Similarly, the Chapman Tripp response notes the absence of any “clear legislative authority” for the FMA to require the industry to follow the outcomes-based guide.
“Without an underpinning statutory base, some of the Draft Guide lacks the authority of Parliament, and risks being unenforceable, or amendable to judicial review…,” the Chapman Tripp submission says.
“If there is no specific legal requirements underpinning a particular ‘outcome’ then the outcome may not be able to be ‘imposed’ by the FMA.”
Chapman Tripp suggests the guidance requires a major overhaul to clarify the scope and targeted market sector of each proposed outcome while also providing detailed examples of how businesses can comply.
“If implemented, we also consider that the Draft Guide should identify when compliance with existing legislative requirement is sufficient to ensure delivery fair outcomes,” the law firm says.
Dentons also recommends the FMA adds more examples of expected compliance behaviour if the guidance proceeds, as well as scrapping several of the outcomes.
But in general the two legal specialists favour a downgrade of the proposed outcomes-based regulatory approach from a day-to-day compliance concern to a FMA policing principle.
“… we suggest that the Draft Guide should clearly state that the ‘fair outcomes’ approach will be applied to filter FMA’s enforcement decisions, and not as additional matters for financial market participants to ensure are achieved on top of the compliant behaviours required by law,” Chapman Tripp says.
David Ireland, Dentons partner, said, ideally, the FMA would restate the guide as an ‘internal document’, offering the industry insight on how the fair outcomes may apply to regulatory enforcement and monitoring.
“For instance, the FMA might state if any breaches represent a failure against an outcome they might escalate a regulatory action,” Ireland said. “Or if a breach doesn’t cut across any of the outcomes then perhaps there would be no significant enforcement.”

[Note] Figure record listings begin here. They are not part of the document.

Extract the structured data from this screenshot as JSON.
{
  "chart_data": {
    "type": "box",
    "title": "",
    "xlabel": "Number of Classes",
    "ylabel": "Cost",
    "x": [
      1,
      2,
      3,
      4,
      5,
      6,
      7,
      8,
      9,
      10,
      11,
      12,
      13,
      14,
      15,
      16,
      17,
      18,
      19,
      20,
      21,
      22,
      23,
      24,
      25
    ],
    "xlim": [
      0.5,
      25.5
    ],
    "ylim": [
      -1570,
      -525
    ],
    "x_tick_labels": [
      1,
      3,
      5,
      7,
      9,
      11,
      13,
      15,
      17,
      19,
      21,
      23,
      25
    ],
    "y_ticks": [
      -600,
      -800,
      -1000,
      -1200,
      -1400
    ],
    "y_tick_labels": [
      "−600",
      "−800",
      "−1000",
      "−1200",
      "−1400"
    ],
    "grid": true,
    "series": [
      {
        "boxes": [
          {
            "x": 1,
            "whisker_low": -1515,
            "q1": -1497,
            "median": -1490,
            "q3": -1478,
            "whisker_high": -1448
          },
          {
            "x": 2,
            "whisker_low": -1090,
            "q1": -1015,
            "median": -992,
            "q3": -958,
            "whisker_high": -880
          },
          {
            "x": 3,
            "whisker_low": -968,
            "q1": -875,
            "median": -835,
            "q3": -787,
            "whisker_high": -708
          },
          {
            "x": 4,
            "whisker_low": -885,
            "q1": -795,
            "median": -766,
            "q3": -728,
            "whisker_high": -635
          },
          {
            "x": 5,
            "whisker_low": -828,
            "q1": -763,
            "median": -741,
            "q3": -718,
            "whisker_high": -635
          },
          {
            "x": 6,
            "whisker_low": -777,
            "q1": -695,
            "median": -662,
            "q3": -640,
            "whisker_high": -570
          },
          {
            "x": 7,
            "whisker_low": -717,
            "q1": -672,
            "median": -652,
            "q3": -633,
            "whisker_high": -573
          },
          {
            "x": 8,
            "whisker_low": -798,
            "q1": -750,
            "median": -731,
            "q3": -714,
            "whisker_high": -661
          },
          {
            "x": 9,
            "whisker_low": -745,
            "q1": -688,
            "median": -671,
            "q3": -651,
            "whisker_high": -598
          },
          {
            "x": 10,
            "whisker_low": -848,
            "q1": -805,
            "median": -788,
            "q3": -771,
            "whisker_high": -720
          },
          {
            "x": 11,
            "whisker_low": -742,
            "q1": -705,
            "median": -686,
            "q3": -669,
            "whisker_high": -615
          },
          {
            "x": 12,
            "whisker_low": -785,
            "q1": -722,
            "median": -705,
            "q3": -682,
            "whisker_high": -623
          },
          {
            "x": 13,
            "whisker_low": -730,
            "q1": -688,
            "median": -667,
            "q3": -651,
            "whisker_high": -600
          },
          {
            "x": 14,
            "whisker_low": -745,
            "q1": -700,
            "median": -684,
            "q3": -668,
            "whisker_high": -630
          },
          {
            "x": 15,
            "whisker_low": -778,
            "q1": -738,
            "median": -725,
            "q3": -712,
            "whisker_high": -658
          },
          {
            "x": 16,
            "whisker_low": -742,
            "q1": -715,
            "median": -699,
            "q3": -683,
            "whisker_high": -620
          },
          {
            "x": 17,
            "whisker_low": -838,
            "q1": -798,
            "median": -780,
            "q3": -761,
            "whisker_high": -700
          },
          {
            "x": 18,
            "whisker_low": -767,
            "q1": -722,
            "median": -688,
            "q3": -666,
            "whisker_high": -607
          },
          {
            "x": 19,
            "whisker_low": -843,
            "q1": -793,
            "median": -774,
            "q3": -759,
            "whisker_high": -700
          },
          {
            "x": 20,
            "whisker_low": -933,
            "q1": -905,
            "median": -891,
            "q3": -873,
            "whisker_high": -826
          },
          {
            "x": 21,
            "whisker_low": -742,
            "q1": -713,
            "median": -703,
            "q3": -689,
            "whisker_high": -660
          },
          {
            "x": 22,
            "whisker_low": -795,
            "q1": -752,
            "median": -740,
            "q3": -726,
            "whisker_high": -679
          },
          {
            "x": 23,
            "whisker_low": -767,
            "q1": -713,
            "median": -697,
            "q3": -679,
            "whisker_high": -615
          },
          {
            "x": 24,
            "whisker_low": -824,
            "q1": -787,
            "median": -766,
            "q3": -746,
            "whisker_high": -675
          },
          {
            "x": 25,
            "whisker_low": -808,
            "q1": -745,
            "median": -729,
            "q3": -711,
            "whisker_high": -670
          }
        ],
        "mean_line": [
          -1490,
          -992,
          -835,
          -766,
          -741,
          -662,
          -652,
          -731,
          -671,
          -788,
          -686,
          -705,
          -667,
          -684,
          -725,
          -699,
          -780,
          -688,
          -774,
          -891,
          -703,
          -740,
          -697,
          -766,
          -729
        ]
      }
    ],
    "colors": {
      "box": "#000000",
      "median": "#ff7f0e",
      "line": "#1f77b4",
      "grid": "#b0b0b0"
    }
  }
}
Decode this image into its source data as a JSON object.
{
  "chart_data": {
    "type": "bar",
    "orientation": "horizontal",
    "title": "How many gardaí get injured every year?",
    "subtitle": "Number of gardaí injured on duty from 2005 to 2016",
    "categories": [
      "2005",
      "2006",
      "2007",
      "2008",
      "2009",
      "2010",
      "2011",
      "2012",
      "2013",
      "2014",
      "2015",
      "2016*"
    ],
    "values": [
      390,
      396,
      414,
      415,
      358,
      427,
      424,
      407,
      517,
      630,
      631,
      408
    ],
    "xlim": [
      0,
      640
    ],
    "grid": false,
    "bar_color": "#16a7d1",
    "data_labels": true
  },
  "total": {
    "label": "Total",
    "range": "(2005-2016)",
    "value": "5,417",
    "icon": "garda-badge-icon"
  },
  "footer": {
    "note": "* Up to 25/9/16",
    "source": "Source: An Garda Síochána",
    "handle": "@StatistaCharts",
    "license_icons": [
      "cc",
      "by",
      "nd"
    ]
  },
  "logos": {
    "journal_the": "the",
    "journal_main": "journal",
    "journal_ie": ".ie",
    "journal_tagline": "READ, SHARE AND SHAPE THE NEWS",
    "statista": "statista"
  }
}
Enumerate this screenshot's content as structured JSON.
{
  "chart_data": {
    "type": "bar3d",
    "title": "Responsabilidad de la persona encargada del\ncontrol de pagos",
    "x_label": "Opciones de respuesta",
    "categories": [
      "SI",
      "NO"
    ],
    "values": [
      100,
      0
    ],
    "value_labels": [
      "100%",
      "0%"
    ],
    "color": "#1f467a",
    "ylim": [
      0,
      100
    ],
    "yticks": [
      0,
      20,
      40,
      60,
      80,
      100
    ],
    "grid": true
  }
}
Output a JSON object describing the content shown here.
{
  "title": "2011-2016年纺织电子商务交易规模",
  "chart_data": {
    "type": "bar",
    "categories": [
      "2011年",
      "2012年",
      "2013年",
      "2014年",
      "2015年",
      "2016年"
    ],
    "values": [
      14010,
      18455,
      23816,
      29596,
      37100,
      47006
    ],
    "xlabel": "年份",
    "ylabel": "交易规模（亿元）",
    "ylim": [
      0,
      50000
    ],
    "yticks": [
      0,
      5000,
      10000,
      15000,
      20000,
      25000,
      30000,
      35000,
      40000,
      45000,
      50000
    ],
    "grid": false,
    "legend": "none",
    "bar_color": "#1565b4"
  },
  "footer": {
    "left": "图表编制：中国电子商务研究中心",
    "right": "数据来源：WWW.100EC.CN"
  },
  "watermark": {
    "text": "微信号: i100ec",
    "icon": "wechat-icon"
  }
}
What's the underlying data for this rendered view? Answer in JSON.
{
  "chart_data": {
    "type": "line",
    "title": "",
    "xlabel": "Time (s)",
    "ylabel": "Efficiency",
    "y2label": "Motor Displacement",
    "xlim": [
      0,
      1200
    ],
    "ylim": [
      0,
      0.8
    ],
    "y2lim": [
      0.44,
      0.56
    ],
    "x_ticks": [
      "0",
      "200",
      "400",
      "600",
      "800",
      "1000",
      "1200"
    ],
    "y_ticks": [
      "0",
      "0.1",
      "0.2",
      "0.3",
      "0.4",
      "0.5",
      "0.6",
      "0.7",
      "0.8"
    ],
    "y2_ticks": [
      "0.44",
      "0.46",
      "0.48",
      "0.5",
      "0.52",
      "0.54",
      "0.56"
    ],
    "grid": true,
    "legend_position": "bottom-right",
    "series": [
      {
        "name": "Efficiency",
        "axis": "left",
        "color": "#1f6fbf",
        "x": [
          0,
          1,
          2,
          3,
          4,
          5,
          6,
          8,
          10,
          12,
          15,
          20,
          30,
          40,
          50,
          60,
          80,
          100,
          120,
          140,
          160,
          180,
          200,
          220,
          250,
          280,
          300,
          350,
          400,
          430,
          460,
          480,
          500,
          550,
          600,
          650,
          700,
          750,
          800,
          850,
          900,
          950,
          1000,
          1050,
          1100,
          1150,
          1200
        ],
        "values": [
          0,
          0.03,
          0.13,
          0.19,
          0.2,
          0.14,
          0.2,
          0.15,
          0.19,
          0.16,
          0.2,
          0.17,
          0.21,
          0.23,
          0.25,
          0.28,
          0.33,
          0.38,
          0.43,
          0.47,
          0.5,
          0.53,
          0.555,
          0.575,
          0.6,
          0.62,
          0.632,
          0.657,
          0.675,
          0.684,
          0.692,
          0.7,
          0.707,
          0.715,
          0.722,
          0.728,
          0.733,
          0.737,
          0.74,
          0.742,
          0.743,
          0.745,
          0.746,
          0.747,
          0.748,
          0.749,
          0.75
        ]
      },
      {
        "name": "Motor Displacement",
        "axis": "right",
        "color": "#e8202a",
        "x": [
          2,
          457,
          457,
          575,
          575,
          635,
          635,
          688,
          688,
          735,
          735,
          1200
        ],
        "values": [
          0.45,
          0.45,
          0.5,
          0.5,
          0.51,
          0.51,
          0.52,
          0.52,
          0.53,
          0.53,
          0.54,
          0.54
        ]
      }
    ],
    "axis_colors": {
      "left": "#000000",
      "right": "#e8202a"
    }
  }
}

As it stands, though, Ireland said the draft FMA guide reads more like a “think-piece” than a practical manual for industry compliance.
Indeed, Chapman Tripp and Dentons suggest the outcomes proposals represent a regulatory over-reach.
“Rather than attempting to legislate via guidance, which raises its own constitutional and administrative law issues, perhaps the FMA should be advocating for law reform and seek development of an outcomes-based regulatory regime through the appropriate channels,” the Dentons submission says.
On the plus side, Ireland said the draft guidance does at least anchor the debate about regulatory change.
“It’s great that the FMA has tried to articulate what they mean by outcomes-based regulation,” he said.
Chapman Tripp, too, backs the fair outcomes approach – in principle.
“We also support the FMA’s desire to achieve measurable improvements for New Zealanders, by embedding a regulatory approach that puts outcomes for consumers and markets at the heart of its work,” the Chapman Tripp response says.
But as well as calling for a substantial makeover, Chapman Tripp also says the FMA should delay publication of the guidance until after the final Conduct of Financial Institutions (COFI) regulations are in place.
“This would ease the regulatory burden on those financial institutions and allow the FMA to justify the proposed outcomes approach on the current laws.”
Submissions on the FMA outcomes guidance closed early in March: expect more public reviews to come out soon.